5 Simple Rules for the Best Sheet Pan Dinners
Why should something as simple as sheet pan dinners have rules? Because you want to end up with all the ingredients cooked just the way you want them. Besides, they're pretty easy rules. But they do make all the difference.
Try this recipe: Pan-Roasted Chicken with Lemon-Garlic Brussels Sprouts and Potatoes
How to Make the Best Sheet Pan Dinners
The genius behind this oven-baked spin on one-pot-cooking is that it's supposed to make for simple prep, cook, and clean-up. And all that's true -- as long as you keep these basic tips in mind:
1. Use the Right Kind of Pan
The right baking sheet to use for sheet pan dinners is called a half-sheet pan.
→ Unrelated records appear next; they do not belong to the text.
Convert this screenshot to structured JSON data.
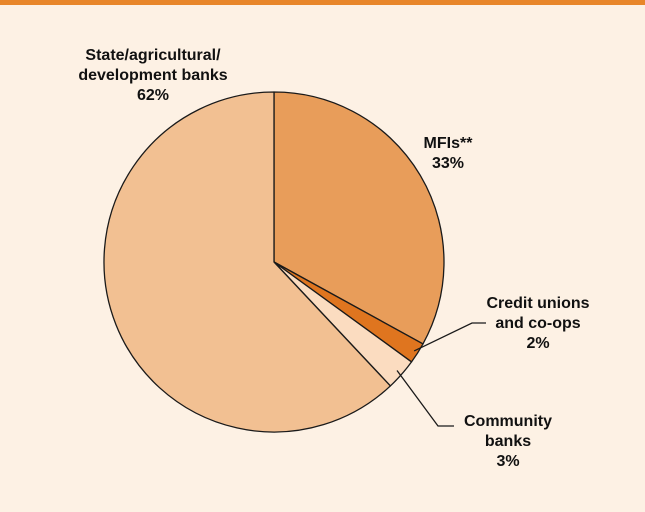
{
  "colors": {
    "frame_accent": "#e8862a",
    "background": "#fdf1e4",
    "outline": "#1a1a1a"
  },
  "chart_data": {
    "type": "pie",
    "title": "",
    "slices": [
      {
        "label_lines": [
          "MFIs**"
        ],
        "value": 33,
        "value_label": "33%",
        "color": "#e89d5a"
      },
      {
        "label_lines": [
          "Credit unions",
          "and co-ops"
        ],
        "value": 2,
        "value_label": "2%",
        "color": "#df751f"
      },
      {
        "label_lines": [
          "Community",
          "banks"
        ],
        "value": 3,
        "value_label": "3%",
        "color": "#fbdcc0"
      },
      {
        "label_lines": [
          "State/agricultural/",
          "development banks"
        ],
        "value": 62,
        "value_label": "62%",
        "color": "#f2c092"
      }
    ]
  }
}
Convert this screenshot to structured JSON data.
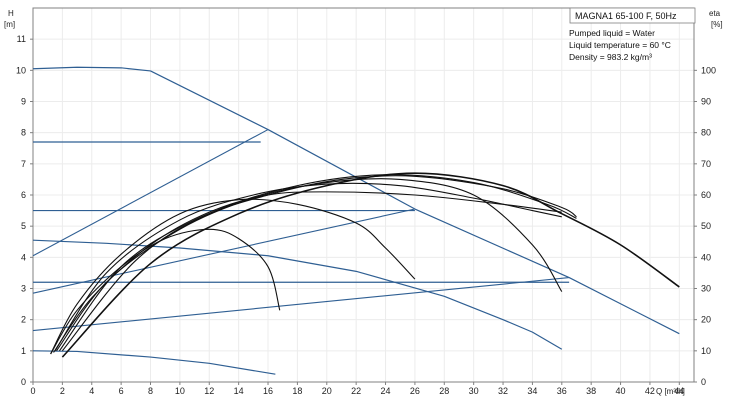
{
  "chart_data": {
    "type": "line",
    "title": "MAGNA1 65-100 F, 50Hz",
    "info_lines": [
      "Pumped liquid = Water",
      "Liquid temperature = 60 °C",
      "Density = 983.2 kg/m³"
    ],
    "xlabel": "Q [m³/h]",
    "ylabel_left": "H\n[m]",
    "ylabel_right": "eta\n[%]",
    "xlim": [
      0,
      45
    ],
    "ylim_left": [
      0,
      12
    ],
    "ylim_right": [
      0,
      120
    ],
    "x_ticks": [
      0,
      2,
      4,
      6,
      8,
      10,
      12,
      14,
      16,
      18,
      20,
      22,
      24,
      26,
      28,
      30,
      32,
      34,
      36,
      38,
      40,
      42,
      44
    ],
    "y_ticks_left": [
      0,
      1,
      2,
      3,
      4,
      5,
      6,
      7,
      8,
      9,
      10,
      11
    ],
    "y_ticks_right": [
      0,
      10,
      20,
      30,
      40,
      50,
      60,
      70,
      80,
      90,
      100
    ],
    "grid": true,
    "colors": {
      "pump_curve": "#2f5f93",
      "efficiency": "#111111",
      "frame": "#808080",
      "grid": "#ececec"
    },
    "series": [
      {
        "kind": "head",
        "points": [
          [
            0,
            10.05
          ],
          [
            3,
            10.1
          ],
          [
            6,
            10.08
          ],
          [
            8,
            9.98
          ],
          [
            16,
            8.1
          ],
          [
            26,
            5.55
          ],
          [
            36.5,
            3.35
          ],
          [
            44,
            1.55
          ]
        ]
      },
      {
        "kind": "head",
        "points": [
          [
            0,
            7.7
          ],
          [
            15.5,
            7.7
          ]
        ]
      },
      {
        "kind": "head",
        "points": [
          [
            0,
            5.5
          ],
          [
            26,
            5.5
          ]
        ]
      },
      {
        "kind": "head",
        "points": [
          [
            0,
            3.2
          ],
          [
            36.5,
            3.2
          ]
        ]
      },
      {
        "kind": "head",
        "points": [
          [
            0,
            1.0
          ],
          [
            3,
            0.98
          ],
          [
            8,
            0.8
          ],
          [
            12,
            0.6
          ],
          [
            16.5,
            0.25
          ]
        ]
      },
      {
        "kind": "head",
        "points": [
          [
            0,
            4.55
          ],
          [
            5,
            4.45
          ],
          [
            10,
            4.3
          ],
          [
            16,
            4.05
          ],
          [
            22,
            3.55
          ],
          [
            28,
            2.75
          ],
          [
            32,
            2.0
          ],
          [
            34,
            1.6
          ],
          [
            36,
            1.05
          ]
        ]
      },
      {
        "kind": "system",
        "points": [
          [
            0,
            4.05
          ],
          [
            16,
            8.1
          ]
        ]
      },
      {
        "kind": "system",
        "points": [
          [
            0,
            2.85
          ],
          [
            26,
            5.55
          ]
        ]
      },
      {
        "kind": "system",
        "points": [
          [
            0,
            1.65
          ],
          [
            36.5,
            3.35
          ]
        ]
      },
      {
        "kind": "eta",
        "points": [
          [
            1.2,
            0.9
          ],
          [
            3,
            2.3
          ],
          [
            6,
            3.7
          ],
          [
            9,
            4.6
          ],
          [
            12,
            4.9
          ],
          [
            14,
            4.6
          ],
          [
            16,
            3.7
          ],
          [
            16.8,
            2.3
          ]
        ]
      },
      {
        "kind": "eta",
        "points": [
          [
            1.2,
            0.9
          ],
          [
            3,
            2.5
          ],
          [
            6,
            4.1
          ],
          [
            10,
            5.4
          ],
          [
            14,
            5.85
          ],
          [
            18,
            5.7
          ],
          [
            22,
            5.1
          ],
          [
            24,
            4.3
          ],
          [
            26,
            3.3
          ]
        ]
      },
      {
        "kind": "eta",
        "points": [
          [
            1.4,
            0.95
          ],
          [
            4,
            2.7
          ],
          [
            8,
            4.4
          ],
          [
            12,
            5.45
          ],
          [
            16,
            6.0
          ],
          [
            20,
            6.1
          ],
          [
            26,
            6.0
          ],
          [
            32,
            5.7
          ],
          [
            36,
            5.45
          ]
        ]
      },
      {
        "kind": "eta",
        "points": [
          [
            1.5,
            1.0
          ],
          [
            5,
            3.5
          ],
          [
            10,
            5.2
          ],
          [
            15,
            6.0
          ],
          [
            20,
            6.35
          ],
          [
            25,
            6.3
          ],
          [
            30,
            5.9
          ],
          [
            34,
            5.5
          ],
          [
            36,
            5.3
          ]
        ]
      },
      {
        "kind": "eta",
        "points": [
          [
            1.6,
            1.0
          ],
          [
            5,
            3.2
          ],
          [
            10,
            4.9
          ],
          [
            15,
            5.9
          ],
          [
            20,
            6.4
          ],
          [
            25,
            6.5
          ],
          [
            30,
            6.0
          ],
          [
            34,
            4.4
          ],
          [
            36,
            2.9
          ]
        ]
      },
      {
        "kind": "eta",
        "points": [
          [
            1.8,
            1.0
          ],
          [
            6,
            3.7
          ],
          [
            11,
            5.2
          ],
          [
            16,
            6.0
          ],
          [
            21,
            6.5
          ],
          [
            26,
            6.6
          ],
          [
            32,
            6.2
          ],
          [
            36,
            5.6
          ],
          [
            37,
            5.3
          ]
        ]
      },
      {
        "kind": "eta",
        "points": [
          [
            2,
            1.0
          ],
          [
            7,
            3.9
          ],
          [
            12,
            5.4
          ],
          [
            18,
            6.3
          ],
          [
            24,
            6.65
          ],
          [
            30,
            6.4
          ],
          [
            35,
            5.7
          ],
          [
            37,
            5.25
          ]
        ]
      },
      {
        "kind": "eta",
        "points": [
          [
            2,
            0.8
          ],
          [
            8,
            3.8
          ],
          [
            14,
            5.4
          ],
          [
            20,
            6.3
          ],
          [
            26,
            6.7
          ],
          [
            32,
            6.3
          ],
          [
            36,
            5.4
          ],
          [
            40,
            4.4
          ],
          [
            44,
            3.05
          ]
        ]
      }
    ]
  }
}
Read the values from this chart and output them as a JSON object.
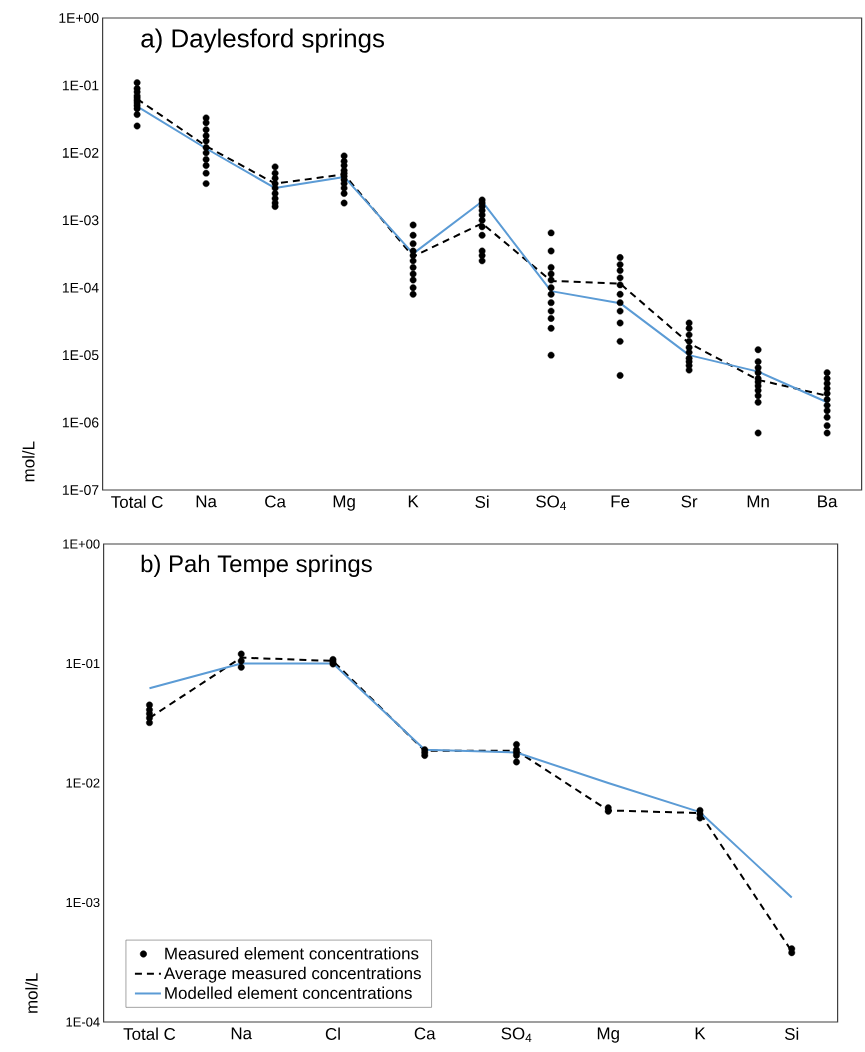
{
  "chart_data": [
    {
      "type": "line",
      "title": "a) Daylesford springs",
      "ylabel": "mol/L",
      "log": true,
      "categories": [
        "Total C",
        "Na",
        "Ca",
        "Mg",
        "K",
        "Si",
        "SO$_{4}$",
        "Fe",
        "Sr",
        "Mn",
        "Ba"
      ],
      "ylim": [
        1e-07,
        1
      ],
      "yticks": [
        {
          "value": 1,
          "label": "1E+00"
        },
        {
          "value": 0.1,
          "label": "1E-01"
        },
        {
          "value": 0.01,
          "label": "1E-02"
        },
        {
          "value": 0.001,
          "label": "1E-03"
        },
        {
          "value": 0.0001,
          "label": "1E-04"
        },
        {
          "value": 1e-05,
          "label": "1E-05"
        },
        {
          "value": 1e-06,
          "label": "1E-06"
        },
        {
          "value": 1e-07,
          "label": "1E-07"
        }
      ],
      "series": [
        {
          "type": "scatter",
          "marker": "circle",
          "color": "#000000",
          "x": [
            "Total C",
            "Total C",
            "Total C",
            "Total C",
            "Total C",
            "Total C",
            "Total C",
            "Total C",
            "Total C",
            "Total C",
            "Total C",
            "Na",
            "Na",
            "Na",
            "Na",
            "Na",
            "Na",
            "Na",
            "Na",
            "Na",
            "Na",
            "Na",
            "Ca",
            "Ca",
            "Ca",
            "Ca",
            "Ca",
            "Ca",
            "Ca",
            "Ca",
            "Ca",
            "Mg",
            "Mg",
            "Mg",
            "Mg",
            "Mg",
            "Mg",
            "Mg",
            "Mg",
            "Mg",
            "Mg",
            "Mg",
            "K",
            "K",
            "K",
            "K",
            "K",
            "K",
            "K",
            "K",
            "K",
            "K",
            "K",
            "Si",
            "Si",
            "Si",
            "Si",
            "Si",
            "Si",
            "Si",
            "Si",
            "Si",
            "Si",
            "Si",
            "SO$_{4}$",
            "SO$_{4}$",
            "SO$_{4}$",
            "SO$_{4}$",
            "SO$_{4}$",
            "SO$_{4}$",
            "SO$_{4}$",
            "SO$_{4}$",
            "SO$_{4}$",
            "SO$_{4}$",
            "SO$_{4}$",
            "SO$_{4}$",
            "Fe",
            "Fe",
            "Fe",
            "Fe",
            "Fe",
            "Fe",
            "Fe",
            "Fe",
            "Fe",
            "Fe",
            "Fe",
            "Sr",
            "Sr",
            "Sr",
            "Sr",
            "Sr",
            "Sr",
            "Sr",
            "Sr",
            "Sr",
            "Sr",
            "Mn",
            "Mn",
            "Mn",
            "Mn",
            "Mn",
            "Mn",
            "Mn",
            "Mn",
            "Mn",
            "Mn",
            "Mn",
            "Ba",
            "Ba",
            "Ba",
            "Ba",
            "Ba",
            "Ba",
            "Ba",
            "Ba",
            "Ba",
            "Ba",
            "Ba"
          ],
          "values": [
            0.11,
            0.09,
            0.08,
            0.07,
            0.065,
            0.06,
            0.055,
            0.05,
            0.045,
            0.037,
            0.025,
            0.033,
            0.028,
            0.022,
            0.018,
            0.015,
            0.012,
            0.01,
            0.008,
            0.0065,
            0.005,
            0.0035,
            0.0062,
            0.005,
            0.0042,
            0.0035,
            0.003,
            0.0025,
            0.0021,
            0.0018,
            0.0016,
            0.009,
            0.0075,
            0.0065,
            0.0055,
            0.005,
            0.0045,
            0.004,
            0.0035,
            0.003,
            0.0025,
            0.0018,
            0.00085,
            0.0006,
            0.00045,
            0.00035,
            0.0003,
            0.00025,
            0.0002,
            0.00016,
            0.00013,
            0.0001,
            8e-05,
            0.002,
            0.0018,
            0.0016,
            0.0014,
            0.0012,
            0.001,
            0.0008,
            0.0006,
            0.00035,
            0.0003,
            0.00025,
            0.00065,
            0.00035,
            0.0002,
            0.00016,
            0.00013,
            0.0001,
            8e-05,
            6e-05,
            4.5e-05,
            3.5e-05,
            2.5e-05,
            1e-05,
            0.00028,
            0.00022,
            0.00018,
            0.00014,
            0.00011,
            8e-05,
            6e-05,
            4.5e-05,
            3e-05,
            1.6e-05,
            5e-06,
            3e-05,
            2.5e-05,
            2e-05,
            1.6e-05,
            1.3e-05,
            1.1e-05,
            9e-06,
            8e-06,
            7e-06,
            6e-06,
            1.2e-05,
            8e-06,
            6.5e-06,
            5.5e-06,
            4.5e-06,
            4e-06,
            3.5e-06,
            3e-06,
            2.5e-06,
            2e-06,
            7e-07,
            5.5e-06,
            4.5e-06,
            3.8e-06,
            3.2e-06,
            2.7e-06,
            2.2e-06,
            1.8e-06,
            1.5e-06,
            1.2e-06,
            9e-07,
            7e-07
          ]
        },
        {
          "line_style": "dashed",
          "marker": "none",
          "color": "#000000",
          "values": [
            0.063,
            0.0126,
            0.0035,
            0.0048,
            0.00029,
            0.0009,
            0.000126,
            0.000115,
            1.5e-05,
            4.3e-06,
            2.5e-06
          ]
        },
        {
          "line_style": "solid",
          "marker": "none",
          "color": "#5b9bd5",
          "values": [
            0.049,
            0.0116,
            0.003,
            0.0044,
            0.00032,
            0.0019,
            8.9e-05,
            5.9e-05,
            1e-05,
            5.7e-06,
            2e-06
          ]
        }
      ]
    },
    {
      "type": "line",
      "title": "b) Pah Tempe springs",
      "ylabel": "mol/L",
      "log": true,
      "legend": "bottom left",
      "categories": [
        "Total C",
        "Na",
        "Cl",
        "Ca",
        "SO$_{4}$",
        "Mg",
        "K",
        "Si"
      ],
      "ylim": [
        0.0001,
        1
      ],
      "yticks": [
        {
          "value": 1,
          "label": "1E+00"
        },
        {
          "value": 0.1,
          "label": "1E-01"
        },
        {
          "value": 0.01,
          "label": "1E-02"
        },
        {
          "value": 0.001,
          "label": "1E-03"
        },
        {
          "value": 0.0001,
          "label": "1E-04"
        }
      ],
      "series": [
        {
          "type": "scatter",
          "name": "Measured element concentrations",
          "marker": "circle",
          "color": "#000000",
          "x": [
            "Total C",
            "Total C",
            "Total C",
            "Total C",
            "Total C",
            "Na",
            "Na",
            "Na",
            "Cl",
            "Cl",
            "Cl",
            "Ca",
            "Ca",
            "Ca",
            "SO$_{4}$",
            "SO$_{4}$",
            "SO$_{4}$",
            "SO$_{4}$",
            "SO$_{4}$",
            "Mg",
            "Mg",
            "K",
            "K",
            "K",
            "Si",
            "Si"
          ],
          "values": [
            0.045,
            0.041,
            0.038,
            0.035,
            0.032,
            0.12,
            0.105,
            0.093,
            0.108,
            0.103,
            0.099,
            0.019,
            0.018,
            0.017,
            0.021,
            0.019,
            0.018,
            0.017,
            0.015,
            0.0062,
            0.0058,
            0.0059,
            0.0055,
            0.0051,
            0.00041,
            0.00038
          ]
        },
        {
          "name": "Average measured concentrations",
          "line_style": "dashed",
          "marker": "none",
          "color": "#000000",
          "values": [
            0.035,
            0.112,
            0.105,
            0.0186,
            0.0186,
            0.0059,
            0.0056,
            0.00039
          ]
        },
        {
          "name": "Modelled element concentrations",
          "line_style": "solid",
          "marker": "none",
          "color": "#5b9bd5",
          "values": [
            0.062,
            0.1,
            0.1,
            0.019,
            0.018,
            0.01,
            0.0057,
            0.0011
          ]
        }
      ]
    }
  ]
}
It's made of heavy-gauge metal, measures 18 by 13 inches, and has a 1-inch rim all the way around. It's sturdy enough to take high oven heat--and sometimes broiler heat. The size allows for ingredients to be spread out so you don't crowd the pan. (Crowded pans make for mushy meals because the ingredients steam instead of roast.) And the rim is low enough for heat to move across the ingredients to give them a crisp, brown, caramelized finish. Jellyroll pans may look the same, but they're generally smaller and flimsier than half-sheet pans. The good news is half-sheet pans are not expensive and they're the kind of multi-taskers that you'll use again and again for a whole lot more than sheet pan dinners.
2. Line the Pan for Easy Clean-Up
You'll see lots of blog photos of sheet pan dinners where the pan is all crusty with baked-on bits. (See the photo at top, for example.) But let's get real. You're not interested in scrubbing pans. The solution? Line the pan with heavy-duty foil or parchment paper (not waxed paper). You might have to do a little light washing later, but a well-lined pan cleans up in a jiffy.
3. Give Dense or Whole Vegetables a Head Start
Vegetables like potatoes and carrots take much longer to cook than softer vegetables like green beans, asparagus, and tomatoes. Depending on what else you're adding to the pan, you should roast the denser vegetables for 30 minutes or more before adding the other vegetables to the pan. In this recipe for Greek Lemon Chicken and Potato Bake, small whole potatoes cook along with bone-in chicken leg quarters for 45 minutes, then the green beans are added 15 minutes before the pan comes out of the oven. If you cut the denser vegetables into small pieces, they'll need a shorter head start.
4. Oil Up the Ingredients
To ensure that vegetables don't dry out while they're cooking, make sure you completely coat them with oil. The best way to do this is by putting them into a large bowl and adding the oil and any other seasonings in your recipe. Then stir with a spoon or with your hands to cover everything thoroughly. A smart move is to do the dense vegetables first, then use what's in the bowl to coat the softer vegetables that will be added to the pan later.
5. Rack 'Em Up
Let's say you want to bake breaded chicken or fish over vegetables. To keep that crisp coating, use a wire rack to raise the breaded ingredients above the moisture in the pan. Use the same approach when you're roasting a cut of beef or pork so the juices baste the ingredients while the meats gets gloriously browned. Everyone wins.